NZ won at Canada Sevens 2020, BC Place, Vancouver, BC; Photo by ©Koichi Saito
ニュージーランドがバンクーバー2020カナダセブンズ優勝! Photo by ©Koichi Saito

第5回となるバンクーバーBCプレースでのカナダセブンズ2020は、ニュージーランドが第1回大会以来の優勝を決めて幕を閉じた。

毎年大きな期待を寄せられるチームカナダは、バンクーバーで5年目となる大会で初のメダルを獲得した。

カナダセブンズ、カナダ3位決定戦へ

カナダの快進撃は大会2日目も変わらなかった。初日に3戦全勝グループトップで迎えた2日目、準々決勝はスペインとの対決。前半こそスペインのペースにやや戸惑ったものの、ルーカス・ハモンドが先制のトライを決めて波に乗った。

後半にはカナダらしさを取り戻し、2トライをあげ21-0で快勝。準決勝にコマを進めた。

準決勝の相手はオーストラリア。カナダは右からネイサン・ヒラヤマが突破口を開くと中央に走りこんできたハリー・ジョーンズにパスしてトライ。強豪相手に幸先よく先制した。しかし前半終了間際にオーストラリアにトライを許し同点で後半へ。後半は立て続けに2トライを取られ、7-19と劣勢となったが、5分16秒にカナダのマイク・ファウルファウがトライ。ヒラヤマがコンバージョンを決め14-19とワントライで逆転の可能性を残した。

そして迎えた最終プレー。カナダは猛追する。時計はすでに7分を超えている。
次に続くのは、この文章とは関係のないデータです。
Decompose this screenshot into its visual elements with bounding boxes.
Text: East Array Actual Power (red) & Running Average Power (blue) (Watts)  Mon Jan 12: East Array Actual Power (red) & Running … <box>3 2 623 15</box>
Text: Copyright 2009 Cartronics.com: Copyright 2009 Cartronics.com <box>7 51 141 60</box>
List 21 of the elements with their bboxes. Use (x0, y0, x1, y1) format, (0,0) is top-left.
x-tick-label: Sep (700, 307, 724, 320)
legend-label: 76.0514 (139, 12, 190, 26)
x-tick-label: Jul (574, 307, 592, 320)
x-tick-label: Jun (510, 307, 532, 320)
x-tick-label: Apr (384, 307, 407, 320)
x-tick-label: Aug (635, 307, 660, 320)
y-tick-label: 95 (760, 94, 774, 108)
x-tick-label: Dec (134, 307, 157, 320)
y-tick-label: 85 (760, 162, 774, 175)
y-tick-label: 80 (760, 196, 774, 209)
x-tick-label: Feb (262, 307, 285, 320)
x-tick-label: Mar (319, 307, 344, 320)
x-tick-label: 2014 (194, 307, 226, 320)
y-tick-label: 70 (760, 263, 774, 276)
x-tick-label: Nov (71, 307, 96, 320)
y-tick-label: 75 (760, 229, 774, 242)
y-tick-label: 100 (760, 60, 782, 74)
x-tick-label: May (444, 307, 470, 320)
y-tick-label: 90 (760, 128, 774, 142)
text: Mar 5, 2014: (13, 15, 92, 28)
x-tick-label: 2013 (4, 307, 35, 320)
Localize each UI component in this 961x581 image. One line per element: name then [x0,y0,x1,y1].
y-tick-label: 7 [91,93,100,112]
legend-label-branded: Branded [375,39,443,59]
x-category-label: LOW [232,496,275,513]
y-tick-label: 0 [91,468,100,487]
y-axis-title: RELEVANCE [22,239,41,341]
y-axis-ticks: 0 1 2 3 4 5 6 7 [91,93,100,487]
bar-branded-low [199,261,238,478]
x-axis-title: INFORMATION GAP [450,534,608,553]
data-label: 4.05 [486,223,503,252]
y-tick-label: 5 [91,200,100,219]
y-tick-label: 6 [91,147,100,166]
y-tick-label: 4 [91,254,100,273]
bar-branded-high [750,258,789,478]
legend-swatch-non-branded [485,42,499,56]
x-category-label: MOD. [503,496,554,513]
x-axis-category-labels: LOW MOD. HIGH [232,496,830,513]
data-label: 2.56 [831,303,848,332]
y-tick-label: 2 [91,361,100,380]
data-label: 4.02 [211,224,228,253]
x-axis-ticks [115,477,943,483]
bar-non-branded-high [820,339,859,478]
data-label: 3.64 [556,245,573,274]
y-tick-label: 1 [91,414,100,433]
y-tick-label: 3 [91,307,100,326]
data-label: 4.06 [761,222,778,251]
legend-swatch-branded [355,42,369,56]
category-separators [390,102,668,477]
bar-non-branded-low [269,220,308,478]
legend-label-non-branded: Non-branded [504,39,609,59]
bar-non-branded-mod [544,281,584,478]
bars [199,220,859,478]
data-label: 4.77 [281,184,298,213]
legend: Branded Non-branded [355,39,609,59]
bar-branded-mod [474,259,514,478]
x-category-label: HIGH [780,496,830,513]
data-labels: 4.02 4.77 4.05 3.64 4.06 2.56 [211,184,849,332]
一進一退の攻防だが、相手のミスでボールを奪うと逆転のトライ! 会場は大盛り上がりとなったが、しかしビデオ判定の結果わずか5センチメートルほど足らず試合終了。バンクーバーで初の決勝進出を逃した。

新しい「儀式」で勢いチームカナダに勢いを

今回のバンクーバー大会で新しい「儀式」が生まれた。試合のハーフタイムのカナダ国歌「オーカナダ」合唱だ。誰が始めたのかは知らないが、おそらく大会関係者だろう。前日の1試合目、2試合目は誰が音頭を取って歌っていたが、今日はハーフタイムになると誰からともなく歌い始め、ファンが帽子を取って立ち上がり大合唱へと変わっていく。そんな儀式へと変わっていった。カナダ代表にとってはこの上なく力強いに違いない。

1日目が終わったあとに記者に囲まれたヒラヤマは、「いつも多くのファンに応援してもらって力が出る。今日のハーフタイムのオーカナダは震えるようだった」と語った。バンクーバー大会は10回の中でも最も楽しい雰囲気で開催される大会として知られる。ファンは思い思いのコスチュームでひいきのチームを応援する。しかしお目当てはやっぱりチームカナダ。選手も、ファンも楽しめる「儀式」が大会5年目にしてまた一つ始まった。

ファンの期待は選手に届いた!カナダ銅メダルを獲得!!

南アフリカとの3位決定戦は接戦となった。先制はカナダ。ジャスティン・ダグラスが決めると会場は一気に沸点に。強敵南アフリカからの先制トライはファンの応援に火をつけた。

しかしその後すぐに同点に追いつかれ、逆転されて前半を終了。ここでまたハーフタイムの「オーカナダ」の大合唱となった。そのおかげか、カナダは次々とトライを決める。

まずはベテランのハリー・ジョーンズが逆転のトライ。その1分後にはダグラスがこの試合2つ目のトライで突き放すと、最後はネイサン・ヒラヤマがダメ押しのトライを決めて26-19で快勝。バンクーバーでセブンズシリーズが開催されて5年目、初めてカナダが3位以内を獲得した。

試合後ヒラヤマは結果に少々不満と言いながらも、胸には銅メダルが輝いていた。来年こそは優勝を期待したい。

優勝はニュージーランド、第1回バンクーバー大会以来のカナダセブンズ優勝!

久しぶりにニュージーランドの「ハカ」がBCプレースに響いた。決勝はニュージーランド対オーストラリアの好カードとなった。

前半はオーストラリアが押していたものの、後半にニュージーランドが猛追して逆転に成功。そのまま優勝を決めた。

日本は招待枠で参加、健闘も白星なし

セブンズシリーズ2019・20に第1回から招待枠で参加している日本は、カナダ大会にも参加した。連戦が続く中で若手を起用しながらの今大会は、課題が多い内容となった。

それでもアルゼンチンを相手に引き分けとするなど健闘。東京オリンピックに向けて着実な歩みをまた1歩進めた。結果は5戦で1分け4敗。